The LUU group demonstrated significantly shorter operative time (t = 3.480, P = 0.004), less intraoperative blood loss (t = -2.465, P = 0.0196), and reduced postoperative length of stay (t = 2.308, P = 0.027) compared to the UR group. There was no significant difference between the two groups regarding the number of stent placements (x = 0.762, P = 0.383). The UR group had four cases of long-term complications (two cases of anastomotic stricture, one case of vesicoureteral reflux, and one case of recurrent urinary tract infection), while the LUU group experienced one case of long-term complication (one case of anastomotic stricture), with no significant difference between groups (x = 1.493, P = 0.222). Both groups showed significant improvement in preoperative and postoperative APD, UD, RCT and affected side differential renal function (DRF).

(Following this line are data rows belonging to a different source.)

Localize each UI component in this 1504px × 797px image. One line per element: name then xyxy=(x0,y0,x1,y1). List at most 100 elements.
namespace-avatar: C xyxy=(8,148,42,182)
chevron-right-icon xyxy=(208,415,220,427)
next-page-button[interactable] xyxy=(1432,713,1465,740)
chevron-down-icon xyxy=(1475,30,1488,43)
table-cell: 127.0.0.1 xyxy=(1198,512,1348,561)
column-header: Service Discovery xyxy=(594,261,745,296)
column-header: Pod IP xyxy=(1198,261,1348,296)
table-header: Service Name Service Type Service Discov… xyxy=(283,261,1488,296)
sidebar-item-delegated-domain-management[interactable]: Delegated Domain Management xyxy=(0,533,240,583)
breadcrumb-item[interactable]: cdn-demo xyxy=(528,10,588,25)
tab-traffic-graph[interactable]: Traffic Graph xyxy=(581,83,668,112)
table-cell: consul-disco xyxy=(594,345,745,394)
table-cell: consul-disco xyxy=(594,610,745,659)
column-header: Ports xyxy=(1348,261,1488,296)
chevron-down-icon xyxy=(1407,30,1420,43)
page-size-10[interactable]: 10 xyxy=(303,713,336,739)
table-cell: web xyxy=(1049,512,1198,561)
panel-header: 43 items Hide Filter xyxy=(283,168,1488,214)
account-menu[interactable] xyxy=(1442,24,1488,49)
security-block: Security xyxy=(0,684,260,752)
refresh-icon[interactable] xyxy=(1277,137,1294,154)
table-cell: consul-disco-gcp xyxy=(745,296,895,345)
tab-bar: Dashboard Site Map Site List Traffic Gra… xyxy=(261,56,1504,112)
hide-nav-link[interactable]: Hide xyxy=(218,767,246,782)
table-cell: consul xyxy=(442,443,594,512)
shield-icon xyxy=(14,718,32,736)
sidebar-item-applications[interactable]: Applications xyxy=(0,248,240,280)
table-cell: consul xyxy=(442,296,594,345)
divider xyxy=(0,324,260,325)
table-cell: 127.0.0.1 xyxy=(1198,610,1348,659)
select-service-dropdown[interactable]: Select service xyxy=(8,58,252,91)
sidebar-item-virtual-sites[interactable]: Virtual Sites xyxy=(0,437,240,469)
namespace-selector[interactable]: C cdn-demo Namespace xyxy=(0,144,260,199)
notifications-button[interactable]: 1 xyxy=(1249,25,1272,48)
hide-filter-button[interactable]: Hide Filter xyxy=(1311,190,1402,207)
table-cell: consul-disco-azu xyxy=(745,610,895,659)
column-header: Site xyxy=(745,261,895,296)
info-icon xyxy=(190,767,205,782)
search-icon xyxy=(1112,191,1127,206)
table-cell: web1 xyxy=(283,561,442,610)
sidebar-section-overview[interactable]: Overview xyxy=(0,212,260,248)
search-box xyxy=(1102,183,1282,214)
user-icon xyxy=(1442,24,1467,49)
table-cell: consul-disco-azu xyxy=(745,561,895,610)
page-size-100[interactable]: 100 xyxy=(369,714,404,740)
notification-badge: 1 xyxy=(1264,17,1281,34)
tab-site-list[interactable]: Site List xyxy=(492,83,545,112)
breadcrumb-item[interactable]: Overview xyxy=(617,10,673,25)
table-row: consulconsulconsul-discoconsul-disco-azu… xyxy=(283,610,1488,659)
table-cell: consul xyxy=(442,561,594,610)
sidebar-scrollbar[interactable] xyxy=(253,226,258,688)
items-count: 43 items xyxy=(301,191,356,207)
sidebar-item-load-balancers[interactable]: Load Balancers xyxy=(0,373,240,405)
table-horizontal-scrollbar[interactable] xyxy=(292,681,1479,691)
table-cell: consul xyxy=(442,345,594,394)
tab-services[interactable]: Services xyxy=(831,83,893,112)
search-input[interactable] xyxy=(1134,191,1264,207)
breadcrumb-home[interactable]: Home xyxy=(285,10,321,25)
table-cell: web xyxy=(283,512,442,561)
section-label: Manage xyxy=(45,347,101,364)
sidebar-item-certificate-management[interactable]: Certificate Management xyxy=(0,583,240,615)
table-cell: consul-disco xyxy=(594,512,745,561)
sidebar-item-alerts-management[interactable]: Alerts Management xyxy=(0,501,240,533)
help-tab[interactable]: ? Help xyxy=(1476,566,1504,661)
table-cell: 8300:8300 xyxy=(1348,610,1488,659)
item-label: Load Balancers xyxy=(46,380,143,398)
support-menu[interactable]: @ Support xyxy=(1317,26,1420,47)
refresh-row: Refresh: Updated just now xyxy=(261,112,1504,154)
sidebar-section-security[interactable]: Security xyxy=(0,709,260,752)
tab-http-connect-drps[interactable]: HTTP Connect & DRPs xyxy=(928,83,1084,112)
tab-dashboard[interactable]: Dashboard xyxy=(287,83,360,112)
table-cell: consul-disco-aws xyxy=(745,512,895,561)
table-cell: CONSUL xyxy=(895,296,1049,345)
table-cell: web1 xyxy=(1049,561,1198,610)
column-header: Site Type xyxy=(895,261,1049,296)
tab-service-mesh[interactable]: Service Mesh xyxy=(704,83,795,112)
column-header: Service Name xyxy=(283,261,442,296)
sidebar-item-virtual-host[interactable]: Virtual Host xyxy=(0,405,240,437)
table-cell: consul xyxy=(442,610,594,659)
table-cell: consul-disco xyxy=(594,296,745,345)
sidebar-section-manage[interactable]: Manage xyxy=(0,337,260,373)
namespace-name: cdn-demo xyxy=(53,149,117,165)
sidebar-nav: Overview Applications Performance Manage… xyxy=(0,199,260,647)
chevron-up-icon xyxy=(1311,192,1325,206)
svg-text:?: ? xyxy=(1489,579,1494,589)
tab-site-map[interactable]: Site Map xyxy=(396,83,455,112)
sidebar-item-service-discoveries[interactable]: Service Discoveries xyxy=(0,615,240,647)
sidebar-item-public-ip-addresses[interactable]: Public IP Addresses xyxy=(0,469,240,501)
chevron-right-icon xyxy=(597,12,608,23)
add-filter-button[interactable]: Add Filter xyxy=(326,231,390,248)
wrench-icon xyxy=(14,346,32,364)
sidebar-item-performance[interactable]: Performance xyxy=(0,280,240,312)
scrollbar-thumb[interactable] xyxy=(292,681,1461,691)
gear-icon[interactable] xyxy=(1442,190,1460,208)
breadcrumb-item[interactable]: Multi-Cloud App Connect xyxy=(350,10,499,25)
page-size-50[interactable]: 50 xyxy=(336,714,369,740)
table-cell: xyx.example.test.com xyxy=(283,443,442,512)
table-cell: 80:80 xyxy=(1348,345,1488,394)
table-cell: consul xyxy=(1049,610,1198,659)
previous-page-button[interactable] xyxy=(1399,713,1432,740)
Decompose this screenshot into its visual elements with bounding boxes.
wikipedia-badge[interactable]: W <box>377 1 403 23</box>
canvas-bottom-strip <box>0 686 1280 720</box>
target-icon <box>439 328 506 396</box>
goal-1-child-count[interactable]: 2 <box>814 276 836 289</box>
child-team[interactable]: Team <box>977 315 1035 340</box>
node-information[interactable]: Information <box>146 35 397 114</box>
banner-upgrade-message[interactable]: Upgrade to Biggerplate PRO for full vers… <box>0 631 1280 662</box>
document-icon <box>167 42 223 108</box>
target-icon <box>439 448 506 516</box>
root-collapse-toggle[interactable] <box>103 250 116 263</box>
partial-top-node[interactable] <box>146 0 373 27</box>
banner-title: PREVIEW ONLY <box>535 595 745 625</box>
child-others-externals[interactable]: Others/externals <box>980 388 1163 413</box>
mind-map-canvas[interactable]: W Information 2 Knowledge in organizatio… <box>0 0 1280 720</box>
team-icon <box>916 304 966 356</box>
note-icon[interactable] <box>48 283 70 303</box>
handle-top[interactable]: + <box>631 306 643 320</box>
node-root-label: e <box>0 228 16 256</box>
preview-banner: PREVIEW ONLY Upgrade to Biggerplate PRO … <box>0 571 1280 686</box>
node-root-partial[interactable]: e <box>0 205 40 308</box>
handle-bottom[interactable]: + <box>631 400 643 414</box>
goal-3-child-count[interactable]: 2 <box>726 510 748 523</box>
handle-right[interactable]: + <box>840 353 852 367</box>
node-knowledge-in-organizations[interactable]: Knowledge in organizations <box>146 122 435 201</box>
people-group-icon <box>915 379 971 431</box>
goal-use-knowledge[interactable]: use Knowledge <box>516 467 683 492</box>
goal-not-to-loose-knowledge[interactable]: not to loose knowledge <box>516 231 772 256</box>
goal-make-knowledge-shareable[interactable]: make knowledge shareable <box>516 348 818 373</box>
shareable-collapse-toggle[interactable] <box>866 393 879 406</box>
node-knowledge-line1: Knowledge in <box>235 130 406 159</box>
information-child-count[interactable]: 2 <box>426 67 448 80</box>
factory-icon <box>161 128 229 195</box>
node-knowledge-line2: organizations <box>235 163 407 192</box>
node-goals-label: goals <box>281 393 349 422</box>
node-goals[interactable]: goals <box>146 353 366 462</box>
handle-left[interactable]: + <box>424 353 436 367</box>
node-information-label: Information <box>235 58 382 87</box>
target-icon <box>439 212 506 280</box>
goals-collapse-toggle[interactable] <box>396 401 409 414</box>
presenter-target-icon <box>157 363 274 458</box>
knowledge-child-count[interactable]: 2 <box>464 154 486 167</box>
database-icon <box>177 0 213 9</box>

However, the differences in improvement values for upper kidney pelvis APD (ΔAPD; t = -0.032, P = 0.962), upper RCT (ΔRCT; t = -0.042, P = 0.957), ureteral diameter (ΔUD; t = 1.832, P = 0.079), and differential renal function (ΔDRF; Z = 1.895, P = 0.073) were not statistically significant.

CONCLUSION

Both LUU and UR procedures are safe and effective in treating pediatric complete renal duplication. Compared to UR, LUU results in shorter operative time, less intraoperative blood loss, and reduced postoperative length of stay, while also causing less damage to the bladder.

摘要

目的

探讨腹腔镜输尿管-输尿管吻合术(LUU)与单输尿管膀胱再植术(UR)治疗小儿完全性重复肾的治疗价值。

方法

本回顾性研究纳入了 2015 年 1 月至 2022 年 12 月期间在郑州大学第一附属医院接受手术治疗的 80 例小儿完全性重复肾患者。根据手术方式将患者分为两组:腹腔镜输尿管-输尿管吻合术组(LUU 组,n=45)和单输尿管膀胱再植术组(UR 组,n=35)。比较两组患者的手术时间、术中出血量、支架放置数量、术后住院时间、术前和术后患侧肾盂前后径(APD)的变化、输尿管直径(UD)的变化、上肾皮质厚度(RCT)的变化和肾功能的变化。

结果

与 UR 组相比,LUU 组的手术时间更短(t=3.480,P=0.004),术中出血量更少(t=-2.465,P=0.0196),术后住院时间更短(t=2.308,P=0.027)。两组患者支架放置数量无显著差异(x²=0.762,P=0.383)。UR 组有 4 例出现长期并发症(吻合口狭窄 2 例,膀胱输尿管反流 1 例,尿路感染复发 1 例),而 LUU 组仅出现 1 例长期并发症(吻合口狭窄),组间无显著差异(x²=1.493,P=0.222)。两组患者的肾盂 APD、UD、RCT 和患侧肾功能(DRF)术前和术后均有显著改善。然而,肾盂 APD 的改善值(ΔAPD;t=-0.032,P=0.962)、上肾皮质厚度的改善值(ΔRCT;t=-0.042,P=0.957)、输尿管直径的改善值(ΔUD;t=1.832,P=0.079)和肾功能的改善值(ΔDRF;Z=1.895,P=0.073)均无统计学意义。

结论

腹腔镜输尿管-输尿管吻合术和单输尿管膀胱再植术治疗小儿完全性重复肾均安全有效。与 UR 相比,LUU 手术时间更短、术中出血量更少、术后住院时间更短,同时对膀胱的损伤更小。